A. Investigate the mechanism and rates of irreversible transfer of mass, trace gases, and aerosols from troposphere to stratosphere and within the lower stratosphere.

B. Explain the observed extreme dryness of the stratosphere

The first objective derives from the need for a better description of how natural and manmade chemicals move from their tropospheric sources to the stratospheric ozone shield. The second objective, though closely related to the first, deserves separate mention because it has been a fundamental mystery of atmospheric science for decades.
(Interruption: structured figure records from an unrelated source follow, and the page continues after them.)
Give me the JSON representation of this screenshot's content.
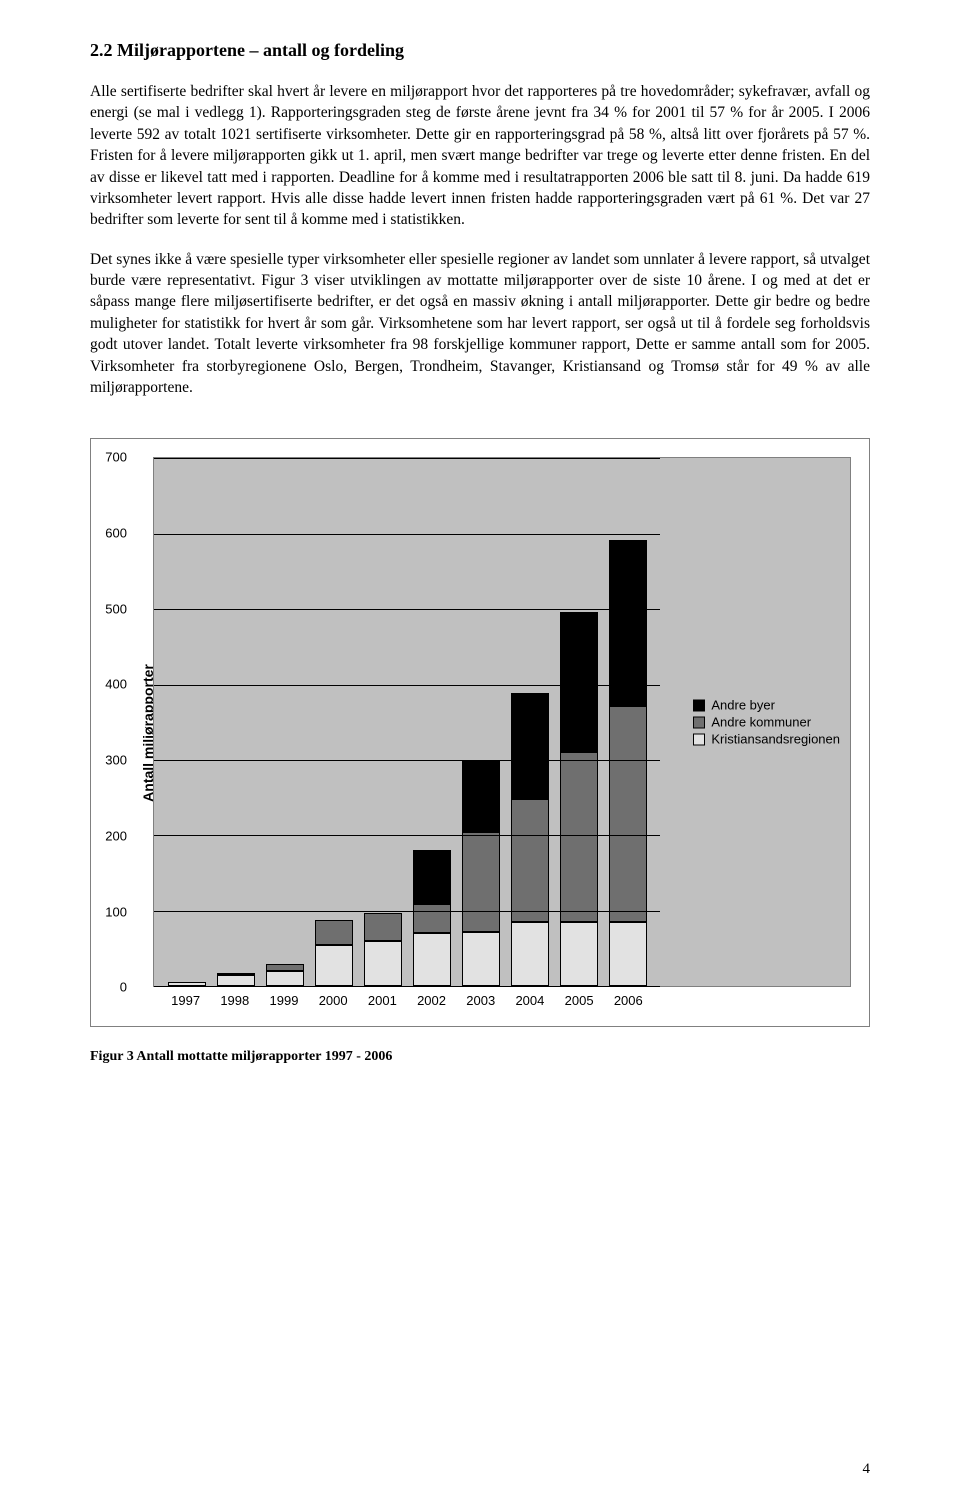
{
  "heading": "2.2 Miljørapportene – antall og fordeling",
  "para1": "Alle sertifiserte bedrifter skal hvert år levere en miljørapport hvor det rapporteres på tre hovedområder; sykefravær, avfall og energi (se mal i vedlegg 1). Rapporteringsgraden steg de første årene jevnt fra 34 % for 2001 til 57 % for år 2005. I 2006 leverte 592 av totalt 1021 sertifiserte virksomheter. Dette gir en rapporteringsgrad på 58 %, altså litt over fjorårets på 57 %. Fristen for å levere miljørapporten gikk ut 1. april, men svært mange bedrifter var trege og leverte etter denne fristen. En del av disse er likevel tatt med i rapporten. Deadline for å komme med i resultatrapporten 2006 ble satt til 8. juni. Da hadde 619 virksomheter levert rapport. Hvis alle disse hadde levert innen fristen hadde rapporteringsgraden vært på 61 %. Det var 27 bedrifter som leverte for sent til å komme med i statistikken.",
  "para2": "Det synes ikke å være spesielle typer virksomheter eller spesielle regioner av landet som unnlater å levere rapport, så utvalget burde være representativt. Figur 3 viser utviklingen av mottatte miljørapporter over de siste 10 årene. I og med at det er såpass mange flere miljøsertifiserte bedrifter, er det også en massiv økning i antall miljørapporter. Dette gir bedre og bedre muligheter for statistikk for hvert år som går. Virksomhetene som har levert rapport, ser også ut til å fordele seg forholdsvis godt utover landet. Totalt leverte virksomheter fra 98 forskjellige kommuner rapport, Dette er samme antall som for 2005. Virksomheter fra storbyregionene Oslo, Bergen, Trondheim, Stavanger, Kristiansand og Tromsø står for 49 % av alle miljørapportene.",
  "chart": {
    "type": "stacked-bar",
    "ylabel": "Antall miljørapporter",
    "ylim": [
      0,
      700
    ],
    "ytick_step": 100,
    "yticks": [
      0,
      100,
      200,
      300,
      400,
      500,
      600,
      700
    ],
    "categories": [
      "1997",
      "1998",
      "1999",
      "2000",
      "2001",
      "2002",
      "2003",
      "2004",
      "2005",
      "2006"
    ],
    "series": [
      {
        "name": "Andre byer",
        "color": "#000000"
      },
      {
        "name": "Andre kommuner",
        "color": "#6f6f6f"
      },
      {
        "name": "Kristiansandsregionen",
        "color": "#e2e2e2"
      }
    ],
    "stacks": [
      {
        "kr": 5,
        "ak": 0,
        "ab": 0
      },
      {
        "kr": 15,
        "ak": 2,
        "ab": 0
      },
      {
        "kr": 20,
        "ak": 10,
        "ab": 0
      },
      {
        "kr": 55,
        "ak": 32,
        "ab": 0
      },
      {
        "kr": 60,
        "ak": 37,
        "ab": 0
      },
      {
        "kr": 70,
        "ak": 38,
        "ab": 72
      },
      {
        "kr": 72,
        "ak": 132,
        "ab": 93
      },
      {
        "kr": 85,
        "ak": 163,
        "ab": 140
      },
      {
        "kr": 85,
        "ak": 225,
        "ab": 185
      },
      {
        "kr": 85,
        "ak": 285,
        "ab": 220
      }
    ],
    "background_color": "#c0c0c0",
    "grid_color": "#000000",
    "legend": [
      "Andre byer",
      "Andre kommuner",
      "Kristiansandsregionen"
    ]
  },
  "caption": "Figur 3 Antall mottatte miljørapporter 1997 - 2006",
  "page_number": "4"
}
The STEP measurement platforms are the NASA U-2 and ER-2 aircraft. The complete set of STEP-measured variables can be grouped as:

State Variables:
Three-dimensional Wind, Pressure, and Temperature; Temperature Profiles (about 1 km above and below the aircraft).

Stratospheric Tracers:
Ozone; Odd Nitrogen; Cosmogenic Radionuclides (e.g., Be7, P32); Potential Vorticity (derived from the wind and temperature profile measurements).

Tropospheric Tracers:
Water Vapor; Water Total (vapor plus particles); Carbon Monoxide; Radon.

Particles:
Condensation Nuclei; Aerosol Size Distribution; Cloud Particle Image and Size Distribution.

Radiation:
Infrared Upwelling (Narrow Field of View); Infrared and Solar Up- and Down-welling (Hemispheric); Cloud Images.
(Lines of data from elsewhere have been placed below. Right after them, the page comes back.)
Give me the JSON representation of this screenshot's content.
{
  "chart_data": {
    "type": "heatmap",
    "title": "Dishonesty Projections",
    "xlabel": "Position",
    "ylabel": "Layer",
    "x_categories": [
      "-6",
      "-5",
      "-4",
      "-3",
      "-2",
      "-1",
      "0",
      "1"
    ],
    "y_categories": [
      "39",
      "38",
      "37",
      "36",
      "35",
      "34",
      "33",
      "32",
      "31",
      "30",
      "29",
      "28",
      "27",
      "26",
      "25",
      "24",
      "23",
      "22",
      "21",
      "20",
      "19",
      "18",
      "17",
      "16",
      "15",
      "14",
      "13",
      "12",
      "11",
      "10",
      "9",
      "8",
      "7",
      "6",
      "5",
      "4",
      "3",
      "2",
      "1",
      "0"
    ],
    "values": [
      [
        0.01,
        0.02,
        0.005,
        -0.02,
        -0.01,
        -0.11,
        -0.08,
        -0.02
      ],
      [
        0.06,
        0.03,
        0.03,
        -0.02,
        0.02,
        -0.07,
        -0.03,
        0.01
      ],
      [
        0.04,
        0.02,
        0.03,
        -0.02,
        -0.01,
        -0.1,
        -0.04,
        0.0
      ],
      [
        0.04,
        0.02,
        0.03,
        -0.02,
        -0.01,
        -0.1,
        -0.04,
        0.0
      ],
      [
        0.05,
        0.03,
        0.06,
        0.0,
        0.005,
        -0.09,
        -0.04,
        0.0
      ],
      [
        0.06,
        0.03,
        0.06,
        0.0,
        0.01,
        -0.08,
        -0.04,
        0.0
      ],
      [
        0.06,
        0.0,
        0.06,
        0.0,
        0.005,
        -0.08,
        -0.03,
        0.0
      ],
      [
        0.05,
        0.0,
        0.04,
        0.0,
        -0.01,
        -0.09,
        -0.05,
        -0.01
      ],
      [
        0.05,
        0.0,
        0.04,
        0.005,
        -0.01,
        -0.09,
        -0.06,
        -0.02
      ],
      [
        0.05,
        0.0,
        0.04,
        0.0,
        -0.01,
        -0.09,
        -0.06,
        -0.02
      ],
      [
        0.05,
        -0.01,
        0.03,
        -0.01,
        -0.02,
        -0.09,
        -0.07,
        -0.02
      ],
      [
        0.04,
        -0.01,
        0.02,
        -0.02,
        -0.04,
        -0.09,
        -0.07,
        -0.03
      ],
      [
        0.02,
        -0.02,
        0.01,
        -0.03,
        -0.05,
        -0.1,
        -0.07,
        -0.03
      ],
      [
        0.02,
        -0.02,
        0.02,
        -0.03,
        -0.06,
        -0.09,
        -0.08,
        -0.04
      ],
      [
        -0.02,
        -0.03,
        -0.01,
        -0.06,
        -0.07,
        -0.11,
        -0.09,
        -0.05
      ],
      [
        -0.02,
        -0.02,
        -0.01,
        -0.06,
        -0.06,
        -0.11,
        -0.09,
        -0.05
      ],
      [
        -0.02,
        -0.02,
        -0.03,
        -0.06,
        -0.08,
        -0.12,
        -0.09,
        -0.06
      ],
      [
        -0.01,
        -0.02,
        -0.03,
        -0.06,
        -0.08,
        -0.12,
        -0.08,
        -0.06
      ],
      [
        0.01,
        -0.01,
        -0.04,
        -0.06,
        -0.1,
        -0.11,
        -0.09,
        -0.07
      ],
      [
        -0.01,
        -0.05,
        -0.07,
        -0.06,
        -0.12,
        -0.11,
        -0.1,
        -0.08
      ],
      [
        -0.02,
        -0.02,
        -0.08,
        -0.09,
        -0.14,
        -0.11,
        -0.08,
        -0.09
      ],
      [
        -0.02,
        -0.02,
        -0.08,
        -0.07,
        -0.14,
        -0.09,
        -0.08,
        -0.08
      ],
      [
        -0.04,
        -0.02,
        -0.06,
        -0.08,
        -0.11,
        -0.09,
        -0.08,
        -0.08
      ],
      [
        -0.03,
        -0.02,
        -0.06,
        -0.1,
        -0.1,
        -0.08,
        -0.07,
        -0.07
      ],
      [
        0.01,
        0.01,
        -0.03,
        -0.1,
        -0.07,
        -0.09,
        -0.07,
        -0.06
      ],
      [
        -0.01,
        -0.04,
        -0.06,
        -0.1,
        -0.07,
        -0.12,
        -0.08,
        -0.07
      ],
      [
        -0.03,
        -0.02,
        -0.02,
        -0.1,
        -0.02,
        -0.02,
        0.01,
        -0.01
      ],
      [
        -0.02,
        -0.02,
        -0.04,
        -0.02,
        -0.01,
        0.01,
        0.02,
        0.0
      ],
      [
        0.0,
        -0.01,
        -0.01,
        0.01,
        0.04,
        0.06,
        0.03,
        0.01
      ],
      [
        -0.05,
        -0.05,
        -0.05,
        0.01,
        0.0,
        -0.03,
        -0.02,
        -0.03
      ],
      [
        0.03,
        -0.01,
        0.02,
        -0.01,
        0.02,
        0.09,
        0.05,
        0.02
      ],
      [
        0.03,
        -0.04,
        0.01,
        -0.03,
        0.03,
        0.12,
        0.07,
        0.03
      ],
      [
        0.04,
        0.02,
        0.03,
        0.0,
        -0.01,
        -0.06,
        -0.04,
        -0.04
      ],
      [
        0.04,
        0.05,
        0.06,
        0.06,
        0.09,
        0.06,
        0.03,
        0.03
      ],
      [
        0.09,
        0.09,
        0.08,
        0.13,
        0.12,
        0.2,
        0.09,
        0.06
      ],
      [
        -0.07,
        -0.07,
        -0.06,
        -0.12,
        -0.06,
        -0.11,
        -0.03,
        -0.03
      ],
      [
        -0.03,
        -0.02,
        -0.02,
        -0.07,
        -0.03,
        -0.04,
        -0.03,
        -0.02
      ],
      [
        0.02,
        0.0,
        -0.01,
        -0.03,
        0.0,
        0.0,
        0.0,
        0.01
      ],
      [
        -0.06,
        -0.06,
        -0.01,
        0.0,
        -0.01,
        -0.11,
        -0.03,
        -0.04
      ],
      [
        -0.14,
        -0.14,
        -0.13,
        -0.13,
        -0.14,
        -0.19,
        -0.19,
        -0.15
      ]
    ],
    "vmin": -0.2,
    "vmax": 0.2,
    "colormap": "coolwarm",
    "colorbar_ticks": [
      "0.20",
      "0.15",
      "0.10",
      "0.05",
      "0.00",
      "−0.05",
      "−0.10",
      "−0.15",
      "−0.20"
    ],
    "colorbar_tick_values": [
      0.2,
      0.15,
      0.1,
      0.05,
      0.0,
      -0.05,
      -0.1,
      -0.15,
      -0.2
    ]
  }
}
Underlined variables are measured at frequencies of 1 Hz or better, so that small-scale structures can be resolved and eddy fluxes and cross correlations can be determined.
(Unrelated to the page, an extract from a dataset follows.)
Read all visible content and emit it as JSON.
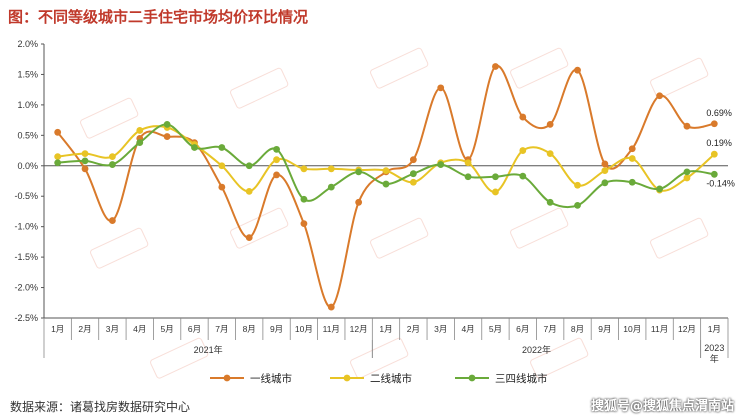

Instruments to make the above measurements are being developed and phased in over a schedule of four science missions and two intercalibration missions. The science missions are designed to investigate different aspects of stratosphere-troposphere exchange, including cloud-free and cloud dominated mechanisms, in both midlatitudes and the tropics. The final mission, using the ER-2 based in Darwin, Australia in January-February 1987, will access the world's highest, coldest tropopauses, as well as the largest penetrating cumulonimbus anvils. Flights will be designed to test a dehydration mechanism proposed by Danielsen (1982*), as well as to acquire sufficient data to test and develop other hypotheses.

Step's first mission was flown in April-May 1984 using six instruments on the U-2. The most striking result was the discovery in the stratosphere of highly laminated structures of ozone, water vapor, and condensation nuclei. U-2 wind measurements indicate that the laminae are caused by waves that fold mixing ratio and potential vorticity surfaces. The folding process greatly increases the vertical gradients for the mixing ratios and the potentials for small-scale instabilities. The latter lead to irreversible mixing; thus a reversible; wave-generated transport is rendered irreversible by small-scale instabilities.

All funding fro STEP is provided by the National Aeronautics and Space Administration (NASA) and the National Oceanic and Atmospheric Administration (NOAA).

Appendices include the STEP Implementation Plan (management structure), STEP Data Protocol, descriptions of each instrument, reprints of abstracts from a special session of the Spring 1985 AGU Meeting, and the STEP Master Mailing /Phone List.

Refernces are listed alphabetically in Section V.